Moore: In the first two volumes we were dealing mainly with characters from literature, because characters from literature were all that were around up until roughly the end of the 19th century. With this one, the first one set in 1910, we're using characters from the stage as well as literature. We're using the whole Threepenny Opera storyline. With the second one, set in 1969, we've got access to all of the films and television that were around then. The third part, set in the present day—2008, 2009—we have characters from all of the new media that have evolved over the past 30 years. It is interesting—it is an expanding cast of characters, and I suppose we're attempting to come up with a kind of unified field theory of culture that actually links up all of these various works, whether they're high culture or low culture or no culture.

Wired: How do you position yourself on the continuum from homage to parody to commentary? If you're engaging with all of these other texts to try to do what they did, to talk about what they did?
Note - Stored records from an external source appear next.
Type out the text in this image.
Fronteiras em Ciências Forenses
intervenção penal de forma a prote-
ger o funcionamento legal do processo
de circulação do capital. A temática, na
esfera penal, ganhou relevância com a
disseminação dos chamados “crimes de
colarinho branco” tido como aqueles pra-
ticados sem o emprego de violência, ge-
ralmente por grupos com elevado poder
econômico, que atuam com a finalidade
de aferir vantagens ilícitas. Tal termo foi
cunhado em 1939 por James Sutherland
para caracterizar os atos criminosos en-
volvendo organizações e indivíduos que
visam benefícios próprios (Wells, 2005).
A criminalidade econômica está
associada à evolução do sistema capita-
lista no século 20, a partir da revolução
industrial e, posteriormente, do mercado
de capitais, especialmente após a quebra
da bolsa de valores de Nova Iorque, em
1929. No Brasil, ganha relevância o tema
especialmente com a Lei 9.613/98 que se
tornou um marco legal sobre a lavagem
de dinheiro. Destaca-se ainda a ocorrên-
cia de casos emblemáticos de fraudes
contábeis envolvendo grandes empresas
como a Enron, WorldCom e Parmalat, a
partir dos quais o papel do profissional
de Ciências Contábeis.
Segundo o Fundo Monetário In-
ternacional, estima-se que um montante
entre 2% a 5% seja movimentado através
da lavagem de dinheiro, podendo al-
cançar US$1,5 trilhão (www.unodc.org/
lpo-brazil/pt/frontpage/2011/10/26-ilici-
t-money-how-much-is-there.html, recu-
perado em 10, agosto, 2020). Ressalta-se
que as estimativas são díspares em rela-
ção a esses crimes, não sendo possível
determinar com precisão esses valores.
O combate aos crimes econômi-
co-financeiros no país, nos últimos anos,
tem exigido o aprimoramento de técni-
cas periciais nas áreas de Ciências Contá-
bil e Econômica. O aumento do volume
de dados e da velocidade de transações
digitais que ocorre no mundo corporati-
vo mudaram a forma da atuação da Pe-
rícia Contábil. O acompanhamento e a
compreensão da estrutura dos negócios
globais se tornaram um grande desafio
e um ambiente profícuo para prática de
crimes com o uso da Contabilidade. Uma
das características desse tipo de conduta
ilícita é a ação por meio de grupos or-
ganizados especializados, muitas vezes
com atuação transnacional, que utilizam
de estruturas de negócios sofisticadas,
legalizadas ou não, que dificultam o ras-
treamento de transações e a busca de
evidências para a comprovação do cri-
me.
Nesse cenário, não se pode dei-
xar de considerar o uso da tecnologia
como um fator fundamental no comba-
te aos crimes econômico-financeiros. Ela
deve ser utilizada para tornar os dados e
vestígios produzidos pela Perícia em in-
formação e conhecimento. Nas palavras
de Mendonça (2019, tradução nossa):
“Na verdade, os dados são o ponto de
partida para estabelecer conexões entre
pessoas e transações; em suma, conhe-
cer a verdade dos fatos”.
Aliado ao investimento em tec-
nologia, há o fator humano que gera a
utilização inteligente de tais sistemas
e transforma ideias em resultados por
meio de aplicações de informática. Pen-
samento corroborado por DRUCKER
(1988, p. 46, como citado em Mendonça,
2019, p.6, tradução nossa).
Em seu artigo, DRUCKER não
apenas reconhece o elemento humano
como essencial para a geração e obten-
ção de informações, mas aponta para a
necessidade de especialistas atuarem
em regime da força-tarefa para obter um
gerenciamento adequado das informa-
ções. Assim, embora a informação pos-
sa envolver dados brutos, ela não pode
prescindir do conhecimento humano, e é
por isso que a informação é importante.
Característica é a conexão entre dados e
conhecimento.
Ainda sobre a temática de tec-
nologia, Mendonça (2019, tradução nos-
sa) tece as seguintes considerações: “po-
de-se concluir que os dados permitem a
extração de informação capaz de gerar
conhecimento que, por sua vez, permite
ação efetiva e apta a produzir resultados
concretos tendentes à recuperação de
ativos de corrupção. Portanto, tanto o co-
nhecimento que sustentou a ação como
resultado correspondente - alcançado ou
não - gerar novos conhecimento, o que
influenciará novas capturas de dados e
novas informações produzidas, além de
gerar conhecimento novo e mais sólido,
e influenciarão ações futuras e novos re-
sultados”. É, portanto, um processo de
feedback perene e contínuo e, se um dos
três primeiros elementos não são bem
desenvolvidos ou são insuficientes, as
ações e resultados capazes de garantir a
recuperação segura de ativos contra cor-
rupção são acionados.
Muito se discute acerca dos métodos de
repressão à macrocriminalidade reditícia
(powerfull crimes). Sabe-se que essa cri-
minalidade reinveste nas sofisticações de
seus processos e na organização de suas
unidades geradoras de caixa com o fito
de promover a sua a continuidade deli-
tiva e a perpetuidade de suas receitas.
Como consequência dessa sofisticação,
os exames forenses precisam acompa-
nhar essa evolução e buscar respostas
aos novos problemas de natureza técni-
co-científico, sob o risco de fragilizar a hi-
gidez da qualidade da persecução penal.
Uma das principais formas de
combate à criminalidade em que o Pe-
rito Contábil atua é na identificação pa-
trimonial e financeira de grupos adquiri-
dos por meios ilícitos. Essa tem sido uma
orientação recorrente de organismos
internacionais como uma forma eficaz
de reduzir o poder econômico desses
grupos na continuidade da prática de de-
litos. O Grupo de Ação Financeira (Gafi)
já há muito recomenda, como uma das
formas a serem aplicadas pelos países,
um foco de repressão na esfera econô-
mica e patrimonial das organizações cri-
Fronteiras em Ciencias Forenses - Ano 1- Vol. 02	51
Moore: It varies. Like, for example, with the Brecht material we've woven this fairly seamlessly into the existing continuity of The League. Our "Pirate Jenny" is not quite the rather tragic, idle fantasist of Brecht's original. I'll leave it to the readers themselves to see this themselves before I go much further. It's a matter of tying these things in. Sometimes they are lesser-known works that we think should be better known, and we're including them in the hope that people might actually go out and pick up the original books. Sometimes we have characters who are greatly revered that we feel are perhaps too revered, and we would like to give a more accurate picture of them. As an example, there would be the character in The Black Dossier who bears a considerable resemblance to Ian Fleming's James Bond. (...)"

Excerto de uma entrevista de Alan Moore para a Wired Magazine - um pouco sobre a (re)criação de personagens em "The League of Extraordinary Gentlemen" - "A Liga de Cavalheiros Extraordinários", sobre as dificuldades, vias e possibilidades de trabalhar a partir de personagens existentes, conhecidas, de diversos meios.